Einer, der das ändern will, ist Chemiker Jaroslaw Rogoza. Seit fünf Jahren baut er für den polnischen Chemiekonzern Synthos in Oswiecim die Forschungs- und Entwicklungsabteilung auf – einen Bereich, den es bis dahin nicht gegeben hatte. „Im Kern haben sie damals mit alten Technologien dieselben Produkte wie in den Jahrzehnten zuvor hergestellt“, Klebstoffe und Reifen vor allem. Es habe ewig gedauert, um Innovationen einzuführen und die Fertigung effizienter zu gestalten. Wer heute zu Rogoza will, muss vorbei an den Relikten der alten Zeit: zerfallene graue Fabrikhallen, verbunden mit kaum isolierten und meist rostigen Rohren, drei Kilometer hinein ins Innere des größten polnischen Chemiekonzerns. Dort steht das Forschungs- und Entwicklungszentrum auf zwei Etagen, in dem Rogoza heute immerhin 45 Mitarbeiter beschäftigt.

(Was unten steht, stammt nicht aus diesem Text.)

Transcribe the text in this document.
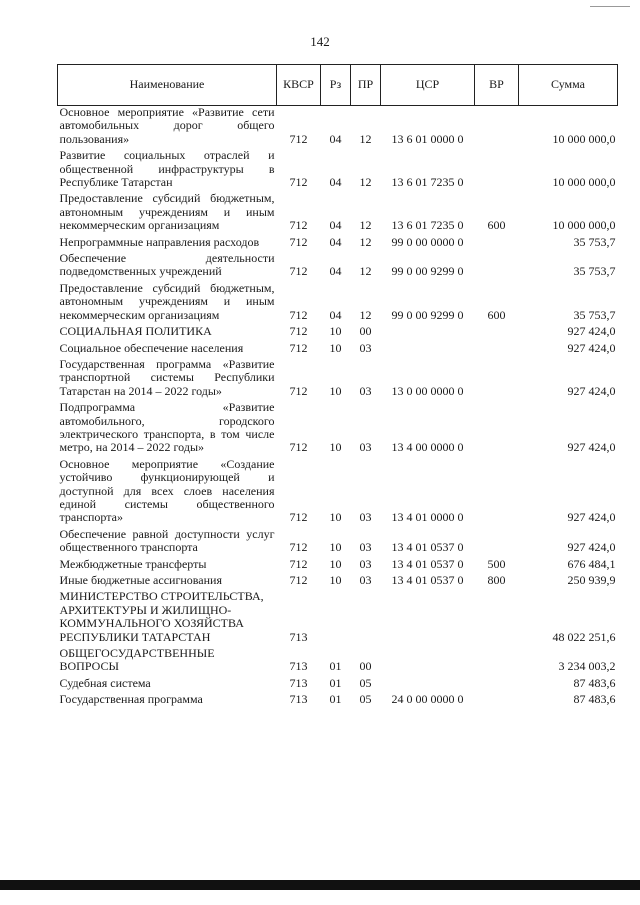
142
Наименование	КВСР	Рз	ПР	ЦСР	ВР	Сумма
Основное мероприятие «Развитие сети автомобильных дорог общего пользования»	712	04	12	13 6 01 0000 0		10 000 000,0
Развитие социальных отраслей и общественной инфраструктуры в Республике Татарстан	712	04	12	13 6 01 7235 0		10 000 000,0
Предоставление субсидий бюджетным, автономным учреждениям и иным некоммерческим организациям	712	04	12	13 6 01 7235 0	600	10 000 000,0
Непрограммные направления расходов	712	04	12	99 0 00 0000 0		35 753,7
Обеспечение деятельности подведомственных учреждений	712	04	12	99 0 00 9299 0		35 753,7
Предоставление субсидий бюджетным, автономным учреждениям и иным некоммерческим организациям	712	04	12	99 0 00 9299 0	600	35 753,7
СОЦИАЛЬНАЯ ПОЛИТИКА	712	10	00			927 424,0
Социальное обеспечение населения	712	10	03			927 424,0
Государственная программа «Развитие транспортной системы Республики Татарстан на 2014 – 2022 годы»	712	10	03	13 0 00 0000 0		927 424,0
Подпрограмма «Развитие автомобильного, городского электрического транспорта, в том числе метро, на 2014 – 2022 годы»	712	10	03	13 4 00 0000 0		927 424,0
Основное мероприятие «Создание устойчиво функционирующей и доступной для всех слоев населения единой системы общественного транспорта»	712	10	03	13 4 01 0000 0		927 424,0
Обеспечение равной доступности услуг общественного транспорта	712	10	03	13 4 01 0537 0		927 424,0
Межбюджетные трансферты	712	10	03	13 4 01 0537 0	500	676 484,1
Иные бюджетные ассигнования	712	10	03	13 4 01 0537 0	800	250 939,9
МИНИСТЕРСТВО СТРОИТЕЛЬСТВА, АРХИТЕКТУРЫ И ЖИЛИЩНО-КОММУНАЛЬНОГО ХОЗЯЙСТВА РЕСПУБЛИКИ ТАТАРСТАН	713					48 022 251,6
ОБЩЕГОСУДАРСТВЕННЫЕ ВОПРОСЫ	713	01	00			3 234 003,2
Судебная система	713	01	05			87 483,6
Государственная программа	713	01	05	24 0 00 0000 0		87 483,6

Synthos ist eines der wenigen Unternehmen in Polen, die im großen Stil in Forschung und Entwicklung investieren. Vom Niveau deutscher Wettbewerber wie Henkel oder Lanxess, gibt Rogoza offen zu, sei man hier noch weit entfernt – aber auf einem guten Weg. Schritt für Schritt habe er die Zahl der Patente gesteigert, die Entwicklungszeit beschleunigt. Heute forscht sein Team an Klebstoff, der Ikea-Möbel zusammenhält – oder an der Konsistenz von Reifenprofilen.
Nur die halbe Miete
Modern wirkt das Forschungszentrum des Mittvierzigers – aber das ist nur die halbe Miete für ihn. „Staatliche Initiativen sind wichtig, wenn Polen innovativer werden will“, sagt der Chemiker, der lange Zeit beim britischen Pharmahersteller Glaxosmithkline tätig war. Hierfür brauche es eine Hochschulreform, denn es hapere an der Kommerzialisierung von universitären Erfindungen. „An den Universitäten ordnen sie die Prioritäten falsch“, sagt er. Es gehe erst um die Lehre, dann ums Publizieren, und erst an dritter Stelle stehe die Forschung. „Wir picken uns von den Unis nur die Kreativsten heraus, die Praxis müssen sie bei uns lernen“, sagt der Forscher.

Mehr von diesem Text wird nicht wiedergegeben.